The Court of Appeal has recently held that certain correspondence marked “without prejudice” was admissible in evidence despite this label, because there was no dispute between the parties at the time of the correspondence and the parties had not agreed that the without prejudice rule should apply in any event: Avonwick Holdings Limited v Webinvest Limited & Anor [2014] EWCA Civ 1436.

The decision is a reminder that marking a communication “without prejudice” is not conclusive as to whether the rule will apply. It is also of interest in suggesting that parties can, notwithstanding the lack of a dispute, expand the ambit of the without prejudice rule by agreement, so that communications which would not normally be covered by the rule are rendered inadmissible as evidence in potential future proceedings. It is not clear how far such a principle might apply to stretch the protection beyond its generally recognized ambit, i.e. communications aimed at settlement of a dispute between the parties.


The claimant (Avonwick) loaned money to the defendant (Webinvest).  Following a demand by the claimant for repayment, the parties engaged in written communications about restructuring the loan.  The communications were marked “Without Prejudice & Subject to Contract”.  Solicitors for both parties were involved in drafting the communications.  No agreement was reached and the claimant began proceedings.  At that stage and for the first time, the defendant sought to argue that there was a collateral oral agreement in place which had the effect that repayment was not yet due.

An issue arose as to whether the communications between the parties relating to the proposed restructuring were admissible evidence or fell within the ambit of the without prejudice rule.


The Court of Appeal upheld Richards J’s first instance decision that the communications were not protected by without prejudice privilege and were therefore admissible.  In doing so, Lewison LJ (with whom Sharp and Burnett LJJ agreed) referred to the two accepted bases for the operation of the without prejudice rule, public policy and contractual:

  1. Public policy: There is a public policy in favour of encouraging the settlement of disputes. The without prejudice rule facilitates settlement by enabling parties to communicate openly, without concern that what might be said or conceded could be used against them in subsequent legal proceedings.  In order for the public policy to be engaged, a dispute must be in existence or contemplation at the time of the communications.
  2. By agreement: Citing Unilever Plc v Proctor & Gamble Co [2000] WLR 2436 as authority, Lewison LJ said that parties may extend the usual ambit of the without prejudice rule by agreement. He rejected the submission that this ability to extend the ambit of the rule applied only if a dispute was in existence or imminent, saying if that were the case it would be hard to see what it added to the public policy justification for the rule. He concluded that if the parties agree for valuable consideration that their communications are made without prejudice and should not be used in civil proceedings, the court will look to uphold that agreement.

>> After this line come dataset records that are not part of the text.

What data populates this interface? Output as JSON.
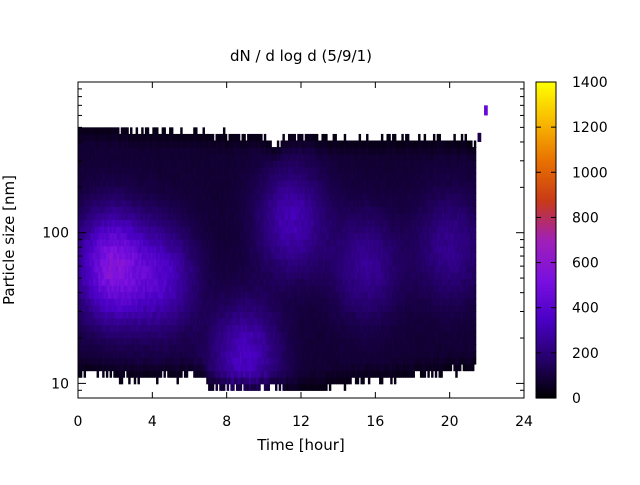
{
  "chart_data": {
    "type": "heatmap",
    "title": "dN / d log d (5/9/1)",
    "xlabel": "Time [hour]",
    "ylabel": "Particle size [nm]",
    "x_ticks": [
      "0",
      "4",
      "8",
      "12",
      "16",
      "20",
      "24"
    ],
    "x_tick_values": [
      0,
      4,
      8,
      12,
      16,
      20,
      24
    ],
    "xlim": [
      0,
      24
    ],
    "y_scale": "log",
    "ylim": [
      8,
      1000
    ],
    "y_ticks": [
      "10",
      "100"
    ],
    "y_tick_values": [
      10,
      100
    ],
    "colorbar": {
      "ticks": [
        "0",
        "200",
        "400",
        "600",
        "800",
        "1000",
        "1200",
        "1400"
      ],
      "tick_values": [
        0,
        200,
        400,
        600,
        800,
        1000,
        1200,
        1400
      ],
      "range": [
        0,
        1400
      ],
      "palette": [
        "#000000",
        "#25006a",
        "#4b00c5",
        "#7a10e0",
        "#a020b8",
        "#c83a18",
        "#e87000",
        "#f8b800",
        "#ffff00"
      ]
    },
    "grid": false,
    "data": {
      "time_range_hours": [
        0,
        21.4
      ],
      "time_step_hours": 0.1,
      "size_range_nm": [
        9,
        500
      ],
      "typical_value": 150,
      "max_value_approx": 450,
      "upper_size_edge": [
        [
          0,
          520
        ],
        [
          2,
          500
        ],
        [
          4,
          470
        ],
        [
          7,
          460
        ],
        [
          8,
          450
        ],
        [
          10,
          440
        ],
        [
          10.6,
          360
        ],
        [
          11,
          420
        ],
        [
          12,
          450
        ],
        [
          14,
          430
        ],
        [
          16,
          420
        ],
        [
          18,
          420
        ],
        [
          21.4,
          410
        ]
      ],
      "lower_size_edge": [
        [
          0,
          12
        ],
        [
          2,
          11
        ],
        [
          4,
          11
        ],
        [
          6.8,
          11
        ],
        [
          7,
          9
        ],
        [
          8,
          9
        ],
        [
          10,
          9
        ],
        [
          12,
          9
        ],
        [
          14,
          10
        ],
        [
          16,
          10.5
        ],
        [
          18,
          11
        ],
        [
          20,
          12
        ],
        [
          21.4,
          12.5
        ]
      ],
      "hotspots": [
        {
          "time": 1.8,
          "size": 60,
          "value": 450
        },
        {
          "time": 4.5,
          "size": 50,
          "value": 260
        },
        {
          "time": 9.0,
          "size": 15,
          "value": 260
        },
        {
          "time": 11.5,
          "size": 120,
          "value": 230
        },
        {
          "time": 15.5,
          "size": 60,
          "value": 170
        },
        {
          "time": 20.0,
          "size": 80,
          "value": 160
        }
      ],
      "isolated_cells": [
        {
          "time": 21.6,
          "size_range": [
            400,
            460
          ],
          "value": 120
        },
        {
          "time": 21.95,
          "size_range": [
            600,
            700
          ],
          "value": 450
        }
      ]
    }
  }
}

On the facts, however, the Court of Appeal found that neither basis for the without prejudice rule was engaged.

On the first basis, the defendant had only sought to rely upon the alleged collateral agreement after the relevant communications had been made.  The Court of Appeal agreed with Richards J that the communications were not an attempt to settle a dispute.  Instead, at the time of the communications they were simply negotiations as to how and when an accepted liability should be extinguished.

In relation to the second basis, the Court of Appeal found that no agreement expanding the ambit of the without prejudice rule had been made by the parties, despite the communications having been marked “without prejudice”.  This appears to be in part because the communications were also headed ‘Subject to Contract’ which would negate a concluded contract.  The Court of Appeal also noted that there are many usages of the phrase “without prejudice” apart from in relation to the settlement of extant or contemplated disputes, such as where the user of the phrase does not intend to give up any rights that he may have.  In the Court of Appeal’s view, this was the way in which the phrase “without prejudice” was being used here; it therefore did not amount to an agreement that the communications fell within the ambit of the without prejudice rule.


There is a tendency for parties to negotiations to use the words “without prejudice” liberally, assuming or at least hoping that this will protect their communications from being admissible in legal proceedings.  The Court of Appeal’s decision is a reminder that this will not always be the case.  It is only where the negotiations are genuinely aimed at settlement of a dispute, or (perhaps) where the parties have agreed that the without privilege rule will apply, that marking correspondence “without prejudice” will be effective.